There are 2 projects to choose from.
(1) Food networks based on and extended from Barabasi.
(2) Corona virus outbreak – dataset from Kaggle or Power BI (2 options!)
Due Dates
Each project has 3 parts
Part 1- Preliminary Analysis: April 23, 2020
Part 2 – Presentations: (all team members must present): 14 or 21 May, 2020 Part 3 – Code and Data: May 25, 2020 – via LMS
Project is worth: 30% of the final grade
Must be undertaken in groups of 2-4 (discuss with the coordinator if group size may differ from the specified).
Submit Zipped Folder containing: Jupyter Notebook, PDF version of the report, presentation slides (PDF or PPT formats), and supporting data.
We will have 10-minute team presentations in class in the last 2 weeks of classes.
Project Option 1
The paper is uploaded with the Projects’ descriptions.
Please also download the tables provided by the authors to recreate their results.
Next get the Russian food recipes data from any repository/website you choose and create an additional Russian food network and compare to the networks in Barabasi’s paper.
Russian food is a must, and anything that is not in the paper is a benefit!
Part 1 Submission:
Code and table in the same format as data available from the authors for the Russian food recipes. Outline which comparisons you will be making as you develop the project further.
Project Option 2
Download the latest Corona virus dataset on Kaggle:
[NeurIPS 2020] Data Science for COVID-19 (DS4C)
Two files contain patient_id and you can match patients across the two files. Use both to construct a network. Build the network that grows based on the chronological progression infections. Investigate the network growth. Investigate any other factors relevant to the virus spread. Is it more likely in men or women, it is more likely in some age groups, etc.
You will need to determine which of the locations you will be using as most patients have multiple reported locations on different days prior to being confirmed as infected.
Part 1 submission:
Provide code to combine the patient information across 2 files and the combine dataset. Outline how you will be storing the gender and age information as you develop the project further.

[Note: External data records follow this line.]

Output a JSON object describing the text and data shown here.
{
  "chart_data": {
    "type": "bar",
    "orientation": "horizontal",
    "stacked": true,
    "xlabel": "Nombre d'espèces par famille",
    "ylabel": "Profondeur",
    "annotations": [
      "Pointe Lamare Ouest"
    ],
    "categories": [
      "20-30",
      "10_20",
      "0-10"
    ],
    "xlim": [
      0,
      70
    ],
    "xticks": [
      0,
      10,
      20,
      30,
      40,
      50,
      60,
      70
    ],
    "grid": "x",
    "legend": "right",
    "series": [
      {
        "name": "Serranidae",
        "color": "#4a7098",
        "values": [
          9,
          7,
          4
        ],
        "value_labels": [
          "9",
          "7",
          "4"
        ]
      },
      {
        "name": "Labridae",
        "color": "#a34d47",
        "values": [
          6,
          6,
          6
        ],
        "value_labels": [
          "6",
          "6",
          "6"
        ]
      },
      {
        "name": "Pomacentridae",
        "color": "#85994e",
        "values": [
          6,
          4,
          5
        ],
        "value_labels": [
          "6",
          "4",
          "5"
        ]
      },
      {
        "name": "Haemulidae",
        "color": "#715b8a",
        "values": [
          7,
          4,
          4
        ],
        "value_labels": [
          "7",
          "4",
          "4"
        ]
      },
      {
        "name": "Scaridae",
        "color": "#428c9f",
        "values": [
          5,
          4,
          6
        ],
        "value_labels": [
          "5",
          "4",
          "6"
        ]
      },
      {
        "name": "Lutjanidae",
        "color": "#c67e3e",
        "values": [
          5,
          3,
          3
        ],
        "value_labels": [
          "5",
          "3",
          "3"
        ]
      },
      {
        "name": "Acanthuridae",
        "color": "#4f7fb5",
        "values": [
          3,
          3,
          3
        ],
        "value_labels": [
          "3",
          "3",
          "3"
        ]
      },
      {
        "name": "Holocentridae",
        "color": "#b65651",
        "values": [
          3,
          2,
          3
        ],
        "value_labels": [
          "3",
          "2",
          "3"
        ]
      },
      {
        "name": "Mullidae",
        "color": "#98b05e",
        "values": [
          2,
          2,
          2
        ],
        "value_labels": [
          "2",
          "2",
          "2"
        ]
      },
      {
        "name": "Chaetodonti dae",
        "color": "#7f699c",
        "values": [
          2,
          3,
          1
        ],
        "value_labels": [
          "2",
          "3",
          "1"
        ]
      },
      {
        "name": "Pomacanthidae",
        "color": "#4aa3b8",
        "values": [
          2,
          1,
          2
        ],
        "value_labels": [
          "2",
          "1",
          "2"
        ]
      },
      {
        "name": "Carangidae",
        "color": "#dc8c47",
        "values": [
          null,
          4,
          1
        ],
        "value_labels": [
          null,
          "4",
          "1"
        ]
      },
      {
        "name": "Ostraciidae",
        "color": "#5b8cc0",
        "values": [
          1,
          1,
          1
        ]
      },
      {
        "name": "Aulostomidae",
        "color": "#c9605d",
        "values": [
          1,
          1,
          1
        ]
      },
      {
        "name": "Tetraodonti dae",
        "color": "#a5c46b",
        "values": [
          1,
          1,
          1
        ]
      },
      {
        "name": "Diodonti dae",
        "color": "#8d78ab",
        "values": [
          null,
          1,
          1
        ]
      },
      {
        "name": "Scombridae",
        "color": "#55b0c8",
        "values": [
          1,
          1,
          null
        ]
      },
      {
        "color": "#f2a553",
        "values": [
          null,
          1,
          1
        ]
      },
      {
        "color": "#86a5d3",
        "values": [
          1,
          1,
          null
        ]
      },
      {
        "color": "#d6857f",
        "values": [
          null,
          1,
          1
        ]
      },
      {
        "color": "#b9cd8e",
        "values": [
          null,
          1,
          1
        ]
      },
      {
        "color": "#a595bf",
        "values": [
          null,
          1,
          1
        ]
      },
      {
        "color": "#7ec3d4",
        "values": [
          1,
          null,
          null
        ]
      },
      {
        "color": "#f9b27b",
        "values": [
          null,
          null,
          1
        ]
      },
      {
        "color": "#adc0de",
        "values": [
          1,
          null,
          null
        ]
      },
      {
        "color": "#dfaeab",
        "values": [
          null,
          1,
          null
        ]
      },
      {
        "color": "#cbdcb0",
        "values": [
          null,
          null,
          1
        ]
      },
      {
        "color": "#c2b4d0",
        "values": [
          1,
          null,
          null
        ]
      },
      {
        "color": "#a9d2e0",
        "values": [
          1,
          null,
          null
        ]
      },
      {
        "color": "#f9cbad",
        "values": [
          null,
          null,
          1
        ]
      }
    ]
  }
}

Alternatively, you can download daily numbers for the global virus spread from Power BI (Global Case Locations): https://app.powerbi.com/view?r=eyJrIjoiMWI4Y2IzZGItYTc0Ni00YWQwLWIyYzEtNzUwYzlmYjkwMzVhIiwid CI6IjliNmExNzUwLTAzYTItNDJkNC05MGM2LWU4ZmM2NTNjYzRjOCIsImMiOjZ9
Check if you can write a program to provide the dates to the app to make it easier for you to obtain the daily data. You will then be able to show how the numbers grow each day and where. Analyse the data to show how the virus spreads, are there nodes that accumulate the number of cases faster, what nodes are able to decrease the number of cases faster than other nodes, etc.
If you prefer to work with other data available from Power BI, please get approval. You may be able to compare several counties, there is USA, Australia and Canada state data that may be interesting to compare.